Korruption in Österreich: Ein halbes verlorenes Jahrzehnt
Fünf Jahre nach dem österreichischen Antikorruptionsvolksbegehren wurde lediglich ein kleiner Bruchteil der Forderungen umgesetzt.
Österreich hat ein Korruptionsproblem – das wurde spätestens rund um die Ibiza-Affäre und ihre Nachwehen drastisch vor Augen geführt.
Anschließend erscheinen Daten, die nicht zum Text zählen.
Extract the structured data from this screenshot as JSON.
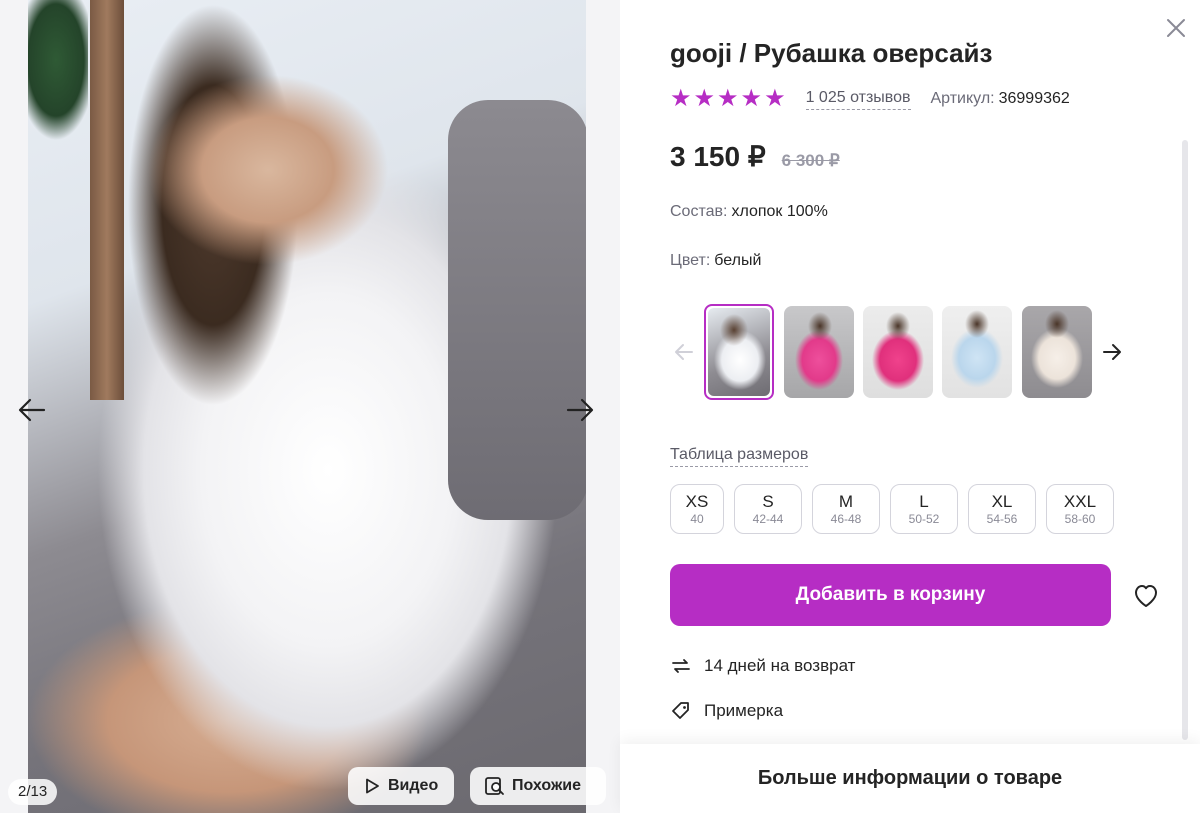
{
  "gallery": {
    "counter": "2/13",
    "video_label": "Видео",
    "similar_label": "Похожие"
  },
  "product": {
    "title": "gooji / Рубашка оверсайз",
    "stars": "★★★★★",
    "reviews": "1 025 отзывов",
    "article_label": "Артикул:",
    "article_value": "36999362",
    "price": "3 150 ₽",
    "old_price": "6 300 ₽",
    "composition_label": "Состав:",
    "composition_value": "хлопок 100%",
    "color_label": "Цвет:",
    "color_value": "белый",
    "size_table_link": "Таблица размеров",
    "sizes": [
      {
        "size": "XS",
        "ru": "40"
      },
      {
        "size": "S",
        "ru": "42-44"
      },
      {
        "size": "M",
        "ru": "46-48"
      },
      {
        "size": "L",
        "ru": "50-52"
      },
      {
        "size": "XL",
        "ru": "54-56"
      },
      {
        "size": "XXL",
        "ru": "58-60"
      }
    ],
    "add_to_cart": "Добавить в корзину",
    "features": [
      {
        "icon": "return-arrows-icon",
        "text": "14 дней на возврат"
      },
      {
        "icon": "tag-icon",
        "text": "Примерка"
      }
    ],
    "more_info": "Больше информации о товаре"
  },
  "colors": {
    "accent": "#b62dc4",
    "text": "#242424",
    "muted": "#6b6b78",
    "old_price": "#9a9aa6"
  }
}
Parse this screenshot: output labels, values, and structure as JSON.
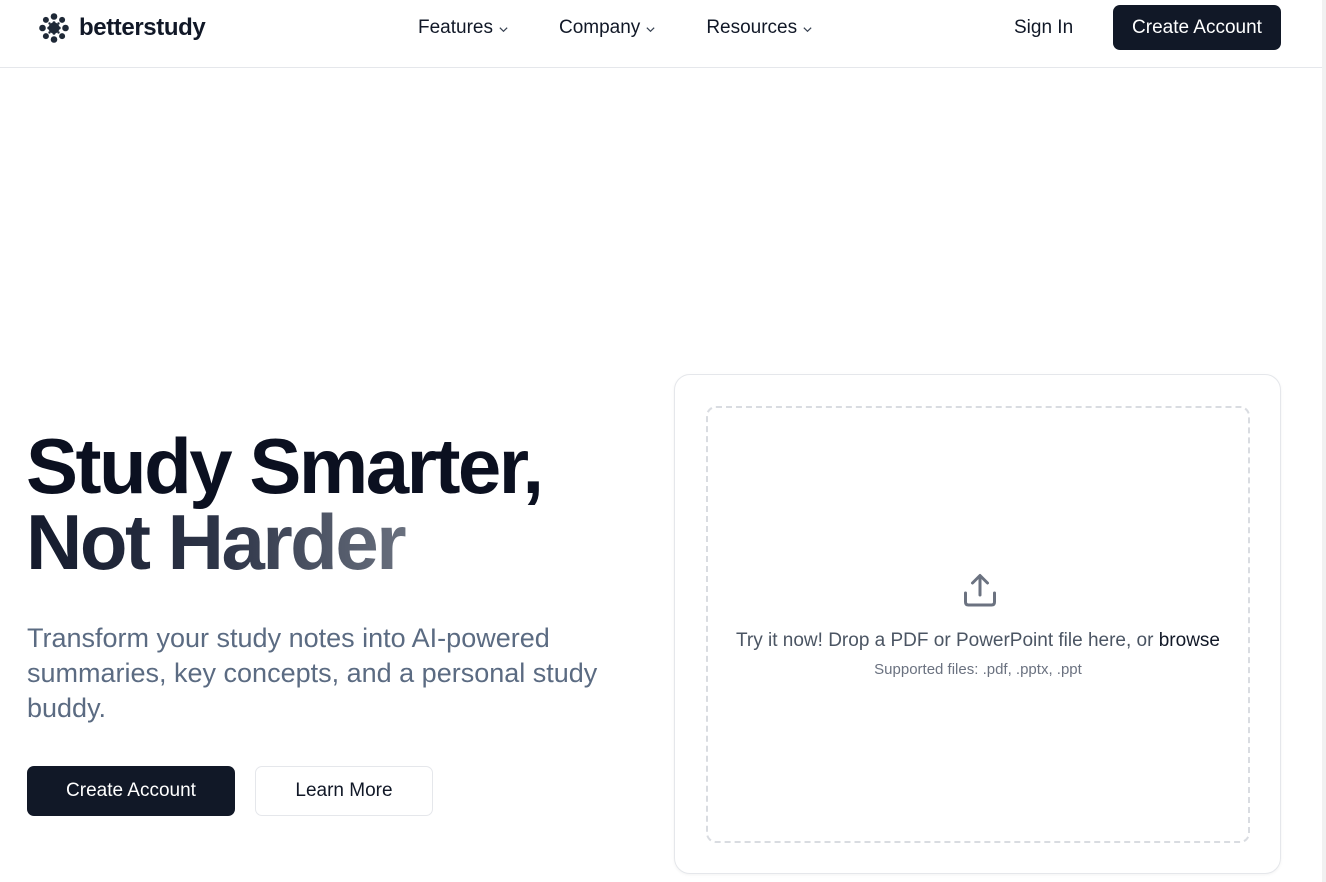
{
  "brand": {
    "name": "betterstudy"
  },
  "nav": {
    "items": [
      {
        "label": "Features"
      },
      {
        "label": "Company"
      },
      {
        "label": "Resources"
      }
    ],
    "sign_in": "Sign In",
    "create_account": "Create Account"
  },
  "hero": {
    "title_line1": "Study Smarter,",
    "title_line2": "Not Harder",
    "subtitle": "Transform your study notes into AI-powered summaries, key concepts, and a personal study buddy.",
    "primary_button": "Create Account",
    "secondary_button": "Learn More"
  },
  "upload": {
    "prompt": "Try it now! Drop a PDF or PowerPoint file here, or ",
    "browse_label": "browse",
    "supported": "Supported files: .pdf, .pptx, .ppt"
  },
  "colors": {
    "primary": "#111827",
    "muted_text": "#5b6b82",
    "border": "#e5e7eb"
  },
  "icons": {
    "logo": "dotted-circle-logo-icon",
    "dropdown": "chevron-down-icon",
    "upload": "upload-icon"
  }
}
Fünf Jahre nach dem Rechtsstaatlichkeits- und Antikorruptionsvolksbegehren, das über 300.000 Menschen unterzeichnet hatten, zogen dessen fachlich exzellente Initiatoren am Dienstag Bilanz.
Und die ist ernüchternd: Von 72 Forderungen wurden lediglich 5 vollständig umgesetzt, 34 blieben gänzlich unerfüllt. Im „Corruption Perception Index“ von Transparency International verschlechterte sich Österreich seit 2021 von Platz 17 auf Platz 21.
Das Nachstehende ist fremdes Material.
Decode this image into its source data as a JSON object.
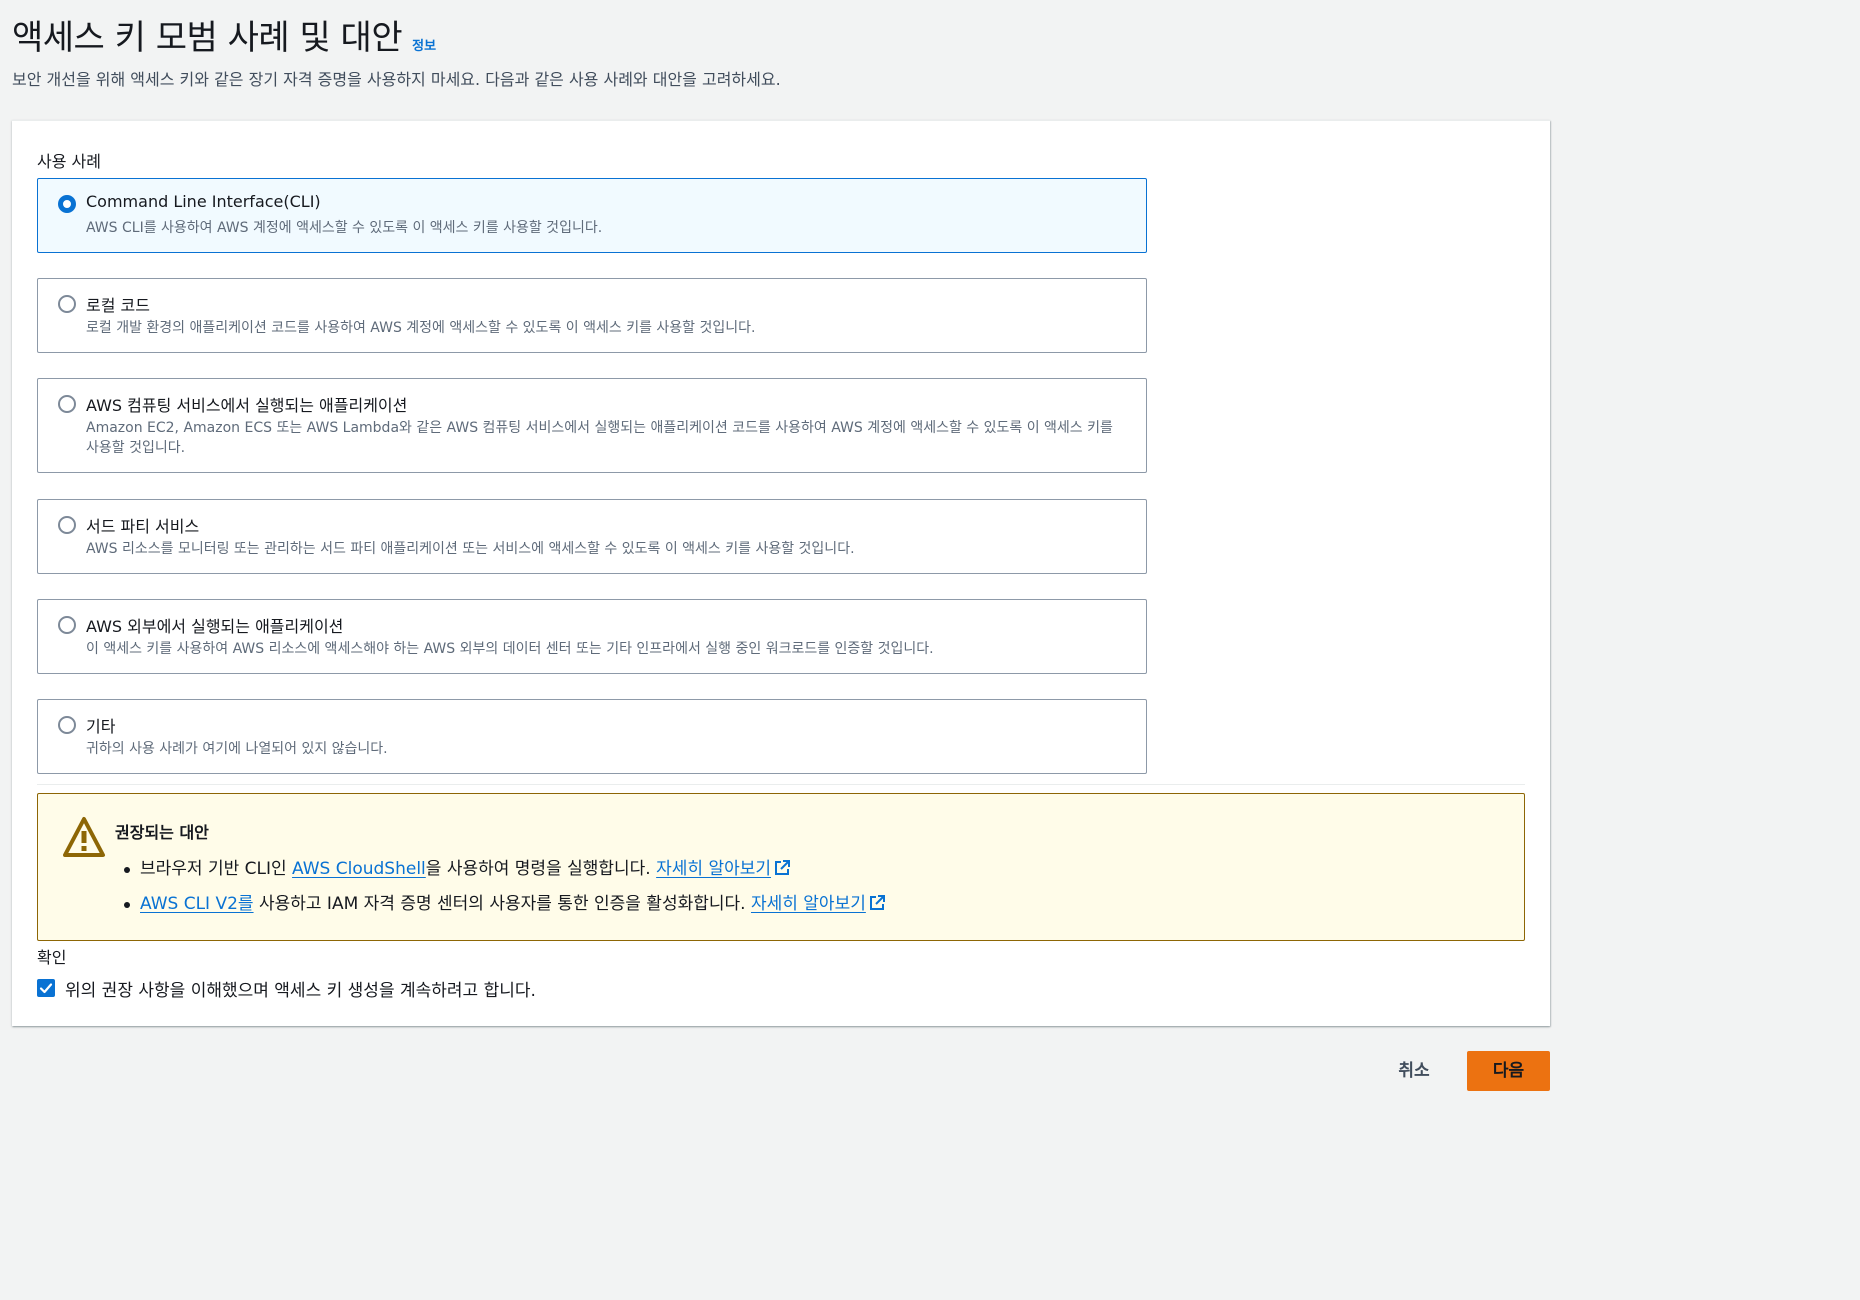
{
  "header": {
    "title": "액세스 키 모범 사례 및 대안",
    "info_link": "정보",
    "subtitle": "보안 개선을 위해 액세스 키와 같은 장기 자격 증명을 사용하지 마세요. 다음과 같은 사용 사례와 대안을 고려하세요."
  },
  "use_case": {
    "label": "사용 사례",
    "selected_index": 0,
    "options": [
      {
        "title": "Command Line Interface(CLI)",
        "desc": "AWS CLI를 사용하여 AWS 계정에 액세스할 수 있도록 이 액세스 키를 사용할 것입니다."
      },
      {
        "title": "로컬 코드",
        "desc": "로컬 개발 환경의 애플리케이션 코드를 사용하여 AWS 계정에 액세스할 수 있도록 이 액세스 키를 사용할 것입니다."
      },
      {
        "title": "AWS 컴퓨팅 서비스에서 실행되는 애플리케이션",
        "desc": "Amazon EC2, Amazon ECS 또는 AWS Lambda와 같은 AWS 컴퓨팅 서비스에서 실행되는 애플리케이션 코드를 사용하여 AWS 계정에 액세스할 수 있도록 이 액세스 키를 사용할 것입니다."
      },
      {
        "title": "서드 파티 서비스",
        "desc": "AWS 리소스를 모니터링 또는 관리하는 서드 파티 애플리케이션 또는 서비스에 액세스할 수 있도록 이 액세스 키를 사용할 것입니다."
      },
      {
        "title": "AWS 외부에서 실행되는 애플리케이션",
        "desc": "이 액세스 키를 사용하여 AWS 리소스에 액세스해야 하는 AWS 외부의 데이터 센터 또는 기타 인프라에서 실행 중인 워크로드를 인증할 것입니다."
      },
      {
        "title": "기타",
        "desc": "귀하의 사용 사례가 여기에 나열되어 있지 않습니다."
      }
    ]
  },
  "alert": {
    "title": "권장되는 대안",
    "item1": {
      "prefix": "브라우저 기반 CLI인 ",
      "link": "AWS CloudShell",
      "suffix": "을 사용하여 명령을 실행합니다. ",
      "learn_more": "자세히 알아보기"
    },
    "item2": {
      "link": "AWS CLI V2를",
      "suffix": " 사용하고 IAM 자격 증명 센터의 사용자를 통한 인증을 활성화합니다. ",
      "learn_more": "자세히 알아보기"
    }
  },
  "confirm": {
    "label": "확인",
    "checked": true,
    "text": "위의 권장 사항을 이해했으며 액세스 키 생성을 계속하려고 합니다."
  },
  "footer": {
    "cancel_label": "취소",
    "next_label": "다음"
  },
  "colors": {
    "link": "#0972d3",
    "primary_button": "#ec7211",
    "warning_bg": "#fffce9",
    "warning_border": "#8d6605"
  }
}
Verfassungsexperte Heinz Mayer erinnerte an den Auslöser der Initiative: Ein 2021 geplanter Gesetzentwurf hätte Sicherstellungen von Handys in Behörden faktisch unmöglich gemacht, laut Mayer „das Ende jeder ernsthaften Korruptionsermittlung im öffentlichen Bereich“.
Der Vorstoß erfolgte nicht zufällig während intensiver Korruptionsermittlungen gegen die ÖVP. Der unter Druck stehende Kanzler Sebastian Kurz attackierte damals die Wirtschafts- und Korruptionsstaatsanwaltschaft und witterte „rote“ (also sozialdemokratische) Unterwanderung, ohne einen Beweis vorzulegen. Chatverläufe zeigten später, dass hochrangige Staatsbedienstete erwogen hatten, Staatsanwälte mit fingierten Anzeigen mundtot zu machen.
Eine lange Liste an Kritikpunkten
Kurz ist seit Jahren Geschichte, doch die ÖVP führt weiterhin die Regierung an. Eine selbstkritische Aufarbeitung blieb bis heute aus. Zentraler Kritikpunkt der Volksbegehren-Proponenten bleibt die Schaffung einer weisungsfreien Bundesstaatsanwaltschaft. Ein Ministerratsbeschluss von Juni 2025 sieht die Wahl der Bundesstaatsanwälte durch das Parlament vor. Die Detailverhandlungen dazu laufen noch, die Initiatoren des Volksbegehrens sehen jedoch von vornherein einen Konstruktionsfehler, der die Tür für parteipolitischen Einfluss weiterhin weit offen hält.
Weiter fehlt es ihnen an objektivierten Postenvergaben in öffentlichen Dienststellen und staatsnahen Institutionen, wie kürzlich symptomatisch der Fall August Wöginger zeigte. Der ehemalige ÖVP-Fraktionsvorsitzende verhalf einem Parteifreund an die Spitze des Finanzamts Braunau und wurde dafür – nicht rechtskräftig – verurteilt. Überfällig sei zudem weiterhin die Neuordnung des Weisungswesens: Noch immer kann die Justizministerin Weisungen erteilen und Verfahren einstellen.
Auch der ORF-Stiftungsrat bleibt parteipolitisch besetzt. Jüngst wählte er den Medienmanager Clemens Pig zum neuen Generaldirektor. Die Kanzlerpartei ÖVP machte im Vorfeld keinen Hehl daraus, dass Pig ihr Wunschkandidat war. Weitere offene Baustellen: Schutz vor Einschüchterungsklagen (Slapp) und das klaffende, weiterhin wachsende Personalloch in der Justiz.
Den dringlichsten Appell richtete das Komitee an die drei Regierungsparteien: Sie sollten „die ihnen vorerst geborgte Zeit nutzen“ und politischen Einfluss auf die Staatsanwaltschaft nachhaltig verhindern. Denn eine Regierung der rechtsextremen FPÖ, die einen Justizminister mit ungehindertem Weisungsrecht stellt, würde all das zunichtemachen, wofür das Volksbegehren stand.